In urban design, a terminating vista is a building or an object such as a monument that stands within view in the sightline or at the end or the middle of a road.

==Function==
Terminating vistas are considered an important method of adding aesthetic appeal to a city, and to emphasize important structures or monuments. Common terminating vistas include government buildings, war memorials, courthouses and other important structures. Standing at the end of a street adds grandeur to a structure, and legislature and palaces are thus often placed in such a locale. Also, especially on east–west streets, terminating vistas provide sunshade for pedestrians.

A notable disadvantage of terminating vistas is that they make traffic more complicated and prevent a simple grid system of city blocks. To accommodate them, large traffic circles or other techniques have to be employed to manage traffic around the monument. Cities on a grid system such as New York City thus have few terminating vistas. A prominent NYC exception is the controversial MetLife Building, which was built on top of Park Avenue.

==Examples of terminating vistas==
A city particularly known for its terminating vistas is Paris, where many of the largest streets end in monuments and structures such as the Arc de Triomphe, Palais Garnier or the Panthéon. Another well-known example is Washington, D.C., where, most notably, the United States Capitol provides the terminating vista for North, South, and East Capitol Streets, as well as the National Mall and either side of Delaware, New Jersey, Maryland, and Pennsylvania Avenues (which are all bisected by the Capitol, turning into pedestrian walkways around the edifice). Other notable terminating vistas include Buckingham Palace, located at the end of The Mall, and St. Peter's Square, at the end of Via della Conciliazione.

Philadelphia's City Hall is another example, situated on Penn Square where Broad and Market Streets intersect. The two streets form the north–south and east–west axes of the city's core grid, leaving the large masonry structure visible from all sections of the city.
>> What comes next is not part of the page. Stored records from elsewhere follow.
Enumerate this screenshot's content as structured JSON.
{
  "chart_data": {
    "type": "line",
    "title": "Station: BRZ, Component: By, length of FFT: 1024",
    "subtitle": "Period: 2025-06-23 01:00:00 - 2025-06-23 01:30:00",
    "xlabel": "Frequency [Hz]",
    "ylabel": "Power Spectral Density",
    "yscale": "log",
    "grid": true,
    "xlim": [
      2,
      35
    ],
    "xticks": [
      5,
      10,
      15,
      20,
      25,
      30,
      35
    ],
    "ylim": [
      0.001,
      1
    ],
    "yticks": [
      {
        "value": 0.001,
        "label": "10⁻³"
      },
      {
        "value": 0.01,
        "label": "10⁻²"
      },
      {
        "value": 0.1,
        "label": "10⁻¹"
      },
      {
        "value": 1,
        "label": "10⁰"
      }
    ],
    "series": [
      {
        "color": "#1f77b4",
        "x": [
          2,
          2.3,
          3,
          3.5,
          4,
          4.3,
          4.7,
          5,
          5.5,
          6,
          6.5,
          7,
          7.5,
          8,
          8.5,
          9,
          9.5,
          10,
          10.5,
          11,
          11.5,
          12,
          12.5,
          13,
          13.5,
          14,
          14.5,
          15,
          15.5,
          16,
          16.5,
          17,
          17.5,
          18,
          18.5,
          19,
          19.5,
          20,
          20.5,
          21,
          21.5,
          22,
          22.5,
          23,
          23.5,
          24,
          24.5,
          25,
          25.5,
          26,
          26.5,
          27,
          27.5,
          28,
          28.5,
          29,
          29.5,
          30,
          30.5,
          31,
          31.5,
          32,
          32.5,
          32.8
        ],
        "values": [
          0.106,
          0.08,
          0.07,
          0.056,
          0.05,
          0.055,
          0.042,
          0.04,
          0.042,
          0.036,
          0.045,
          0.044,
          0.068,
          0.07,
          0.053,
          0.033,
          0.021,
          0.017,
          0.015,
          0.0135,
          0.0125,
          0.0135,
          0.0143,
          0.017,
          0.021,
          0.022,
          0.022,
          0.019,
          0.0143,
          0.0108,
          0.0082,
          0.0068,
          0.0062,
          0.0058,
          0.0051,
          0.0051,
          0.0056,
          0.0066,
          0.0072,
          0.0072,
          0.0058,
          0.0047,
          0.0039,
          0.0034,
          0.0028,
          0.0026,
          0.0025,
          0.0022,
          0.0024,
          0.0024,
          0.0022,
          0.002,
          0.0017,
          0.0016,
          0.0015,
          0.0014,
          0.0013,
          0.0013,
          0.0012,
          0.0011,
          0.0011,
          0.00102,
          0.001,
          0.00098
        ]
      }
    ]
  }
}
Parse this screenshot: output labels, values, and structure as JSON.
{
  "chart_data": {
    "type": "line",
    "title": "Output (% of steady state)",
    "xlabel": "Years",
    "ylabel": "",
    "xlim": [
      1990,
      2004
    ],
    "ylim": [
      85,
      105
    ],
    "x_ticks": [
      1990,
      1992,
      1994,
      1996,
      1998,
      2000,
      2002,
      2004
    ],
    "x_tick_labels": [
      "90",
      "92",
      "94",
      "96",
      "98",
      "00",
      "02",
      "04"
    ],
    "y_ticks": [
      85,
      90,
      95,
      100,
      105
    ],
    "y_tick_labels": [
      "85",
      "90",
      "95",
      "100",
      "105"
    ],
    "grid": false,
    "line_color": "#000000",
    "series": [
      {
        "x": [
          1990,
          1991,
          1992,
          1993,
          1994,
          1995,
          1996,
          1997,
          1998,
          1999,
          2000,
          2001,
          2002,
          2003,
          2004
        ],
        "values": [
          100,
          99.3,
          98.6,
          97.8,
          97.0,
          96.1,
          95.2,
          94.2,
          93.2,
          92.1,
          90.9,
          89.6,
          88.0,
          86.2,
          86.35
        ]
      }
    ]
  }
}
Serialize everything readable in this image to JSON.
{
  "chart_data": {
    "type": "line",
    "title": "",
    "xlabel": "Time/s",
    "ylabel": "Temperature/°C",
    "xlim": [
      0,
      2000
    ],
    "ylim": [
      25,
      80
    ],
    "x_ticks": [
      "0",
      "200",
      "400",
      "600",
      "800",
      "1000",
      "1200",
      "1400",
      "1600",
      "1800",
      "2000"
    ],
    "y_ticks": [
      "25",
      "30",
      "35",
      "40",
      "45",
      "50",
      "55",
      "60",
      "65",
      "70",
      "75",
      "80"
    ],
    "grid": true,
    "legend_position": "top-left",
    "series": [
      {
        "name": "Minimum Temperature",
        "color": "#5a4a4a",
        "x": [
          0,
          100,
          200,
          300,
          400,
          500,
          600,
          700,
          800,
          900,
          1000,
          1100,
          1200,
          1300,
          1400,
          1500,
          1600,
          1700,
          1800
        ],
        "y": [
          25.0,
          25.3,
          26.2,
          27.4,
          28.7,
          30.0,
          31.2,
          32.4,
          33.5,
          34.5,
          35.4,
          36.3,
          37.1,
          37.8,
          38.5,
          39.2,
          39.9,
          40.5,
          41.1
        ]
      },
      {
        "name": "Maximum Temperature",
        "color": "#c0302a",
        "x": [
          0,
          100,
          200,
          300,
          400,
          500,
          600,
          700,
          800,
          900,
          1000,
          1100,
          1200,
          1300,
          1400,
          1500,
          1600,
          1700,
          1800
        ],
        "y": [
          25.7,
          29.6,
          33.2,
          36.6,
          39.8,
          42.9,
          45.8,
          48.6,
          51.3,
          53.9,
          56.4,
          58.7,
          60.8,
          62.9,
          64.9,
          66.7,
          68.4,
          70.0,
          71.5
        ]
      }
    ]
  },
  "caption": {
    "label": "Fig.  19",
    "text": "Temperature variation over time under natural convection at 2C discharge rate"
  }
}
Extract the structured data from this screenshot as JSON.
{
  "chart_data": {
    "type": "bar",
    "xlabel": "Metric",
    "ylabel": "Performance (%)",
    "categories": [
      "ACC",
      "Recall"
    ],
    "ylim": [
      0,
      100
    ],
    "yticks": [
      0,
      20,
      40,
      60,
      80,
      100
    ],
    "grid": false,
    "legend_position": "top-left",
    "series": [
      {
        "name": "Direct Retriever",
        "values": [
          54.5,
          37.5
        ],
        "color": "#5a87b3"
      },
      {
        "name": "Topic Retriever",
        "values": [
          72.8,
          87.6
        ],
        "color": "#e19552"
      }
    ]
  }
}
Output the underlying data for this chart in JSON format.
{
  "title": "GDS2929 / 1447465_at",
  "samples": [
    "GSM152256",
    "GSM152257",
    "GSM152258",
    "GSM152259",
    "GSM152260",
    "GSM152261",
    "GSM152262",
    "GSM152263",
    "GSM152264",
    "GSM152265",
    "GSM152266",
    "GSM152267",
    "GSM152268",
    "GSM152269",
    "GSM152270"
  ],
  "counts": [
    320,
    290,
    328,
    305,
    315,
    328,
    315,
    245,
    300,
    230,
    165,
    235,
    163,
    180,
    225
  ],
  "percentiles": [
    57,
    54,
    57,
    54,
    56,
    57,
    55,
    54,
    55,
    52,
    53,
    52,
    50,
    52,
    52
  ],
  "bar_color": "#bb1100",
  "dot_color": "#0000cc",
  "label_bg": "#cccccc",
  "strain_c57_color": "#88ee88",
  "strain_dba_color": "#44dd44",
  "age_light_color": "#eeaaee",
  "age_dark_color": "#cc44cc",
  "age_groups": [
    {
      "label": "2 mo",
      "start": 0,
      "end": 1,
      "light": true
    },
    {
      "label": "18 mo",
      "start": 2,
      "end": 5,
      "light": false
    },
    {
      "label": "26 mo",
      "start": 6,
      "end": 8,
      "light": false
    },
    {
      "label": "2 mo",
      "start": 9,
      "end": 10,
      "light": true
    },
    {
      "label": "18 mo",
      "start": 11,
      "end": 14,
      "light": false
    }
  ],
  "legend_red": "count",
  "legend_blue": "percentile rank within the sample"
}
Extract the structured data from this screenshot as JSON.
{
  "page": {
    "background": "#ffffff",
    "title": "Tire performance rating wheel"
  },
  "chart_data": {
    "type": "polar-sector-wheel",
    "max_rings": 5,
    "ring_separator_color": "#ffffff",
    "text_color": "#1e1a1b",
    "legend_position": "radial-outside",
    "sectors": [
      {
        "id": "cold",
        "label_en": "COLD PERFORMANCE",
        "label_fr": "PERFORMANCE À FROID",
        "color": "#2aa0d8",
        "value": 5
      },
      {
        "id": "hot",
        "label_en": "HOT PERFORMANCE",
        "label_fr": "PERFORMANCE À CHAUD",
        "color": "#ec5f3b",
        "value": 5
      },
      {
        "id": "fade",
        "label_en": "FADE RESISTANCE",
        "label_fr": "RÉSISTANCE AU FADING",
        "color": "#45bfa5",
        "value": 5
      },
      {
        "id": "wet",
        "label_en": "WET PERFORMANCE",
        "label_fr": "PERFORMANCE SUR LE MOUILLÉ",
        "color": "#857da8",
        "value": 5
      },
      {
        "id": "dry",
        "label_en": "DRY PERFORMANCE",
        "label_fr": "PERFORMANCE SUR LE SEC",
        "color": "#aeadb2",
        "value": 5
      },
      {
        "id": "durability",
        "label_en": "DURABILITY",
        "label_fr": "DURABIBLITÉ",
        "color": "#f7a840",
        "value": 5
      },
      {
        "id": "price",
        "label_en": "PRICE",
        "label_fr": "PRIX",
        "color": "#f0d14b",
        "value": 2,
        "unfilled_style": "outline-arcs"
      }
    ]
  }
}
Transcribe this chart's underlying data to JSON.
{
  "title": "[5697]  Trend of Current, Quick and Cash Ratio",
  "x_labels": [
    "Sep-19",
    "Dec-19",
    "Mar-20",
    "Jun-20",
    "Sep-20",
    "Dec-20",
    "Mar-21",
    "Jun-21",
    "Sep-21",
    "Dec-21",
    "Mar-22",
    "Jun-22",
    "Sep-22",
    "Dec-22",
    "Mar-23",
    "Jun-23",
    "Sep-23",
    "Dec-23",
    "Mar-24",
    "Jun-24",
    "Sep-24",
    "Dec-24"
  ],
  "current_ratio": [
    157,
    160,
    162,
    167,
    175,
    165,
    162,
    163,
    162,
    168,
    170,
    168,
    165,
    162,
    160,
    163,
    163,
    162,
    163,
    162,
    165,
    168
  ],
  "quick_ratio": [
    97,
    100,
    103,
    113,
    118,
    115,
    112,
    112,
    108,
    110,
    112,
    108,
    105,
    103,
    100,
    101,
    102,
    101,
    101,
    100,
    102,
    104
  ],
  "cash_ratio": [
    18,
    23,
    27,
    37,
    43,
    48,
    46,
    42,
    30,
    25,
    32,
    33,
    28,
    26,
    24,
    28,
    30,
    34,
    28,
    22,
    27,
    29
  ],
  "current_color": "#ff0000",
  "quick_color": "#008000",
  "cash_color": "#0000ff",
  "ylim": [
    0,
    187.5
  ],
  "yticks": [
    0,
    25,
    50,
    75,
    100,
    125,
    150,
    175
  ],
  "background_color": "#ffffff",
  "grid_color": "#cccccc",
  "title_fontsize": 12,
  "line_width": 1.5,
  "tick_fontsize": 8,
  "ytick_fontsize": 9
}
An unusual situation exists on Bay Street in Toronto, where the clock tower of Old City Hall lies at the northern end of the segment south of Queen Street West. However, Bay Street is a through street that curves to the west, intersecting Queen Street West at a 45-degree angle before curving back north along the western edge of Old City Hall and continuing towards Davenport Road. In a similar manner, the Thomson Building and Munich Re Centre office towers act as a vista for the northern section of Bay Street heading south.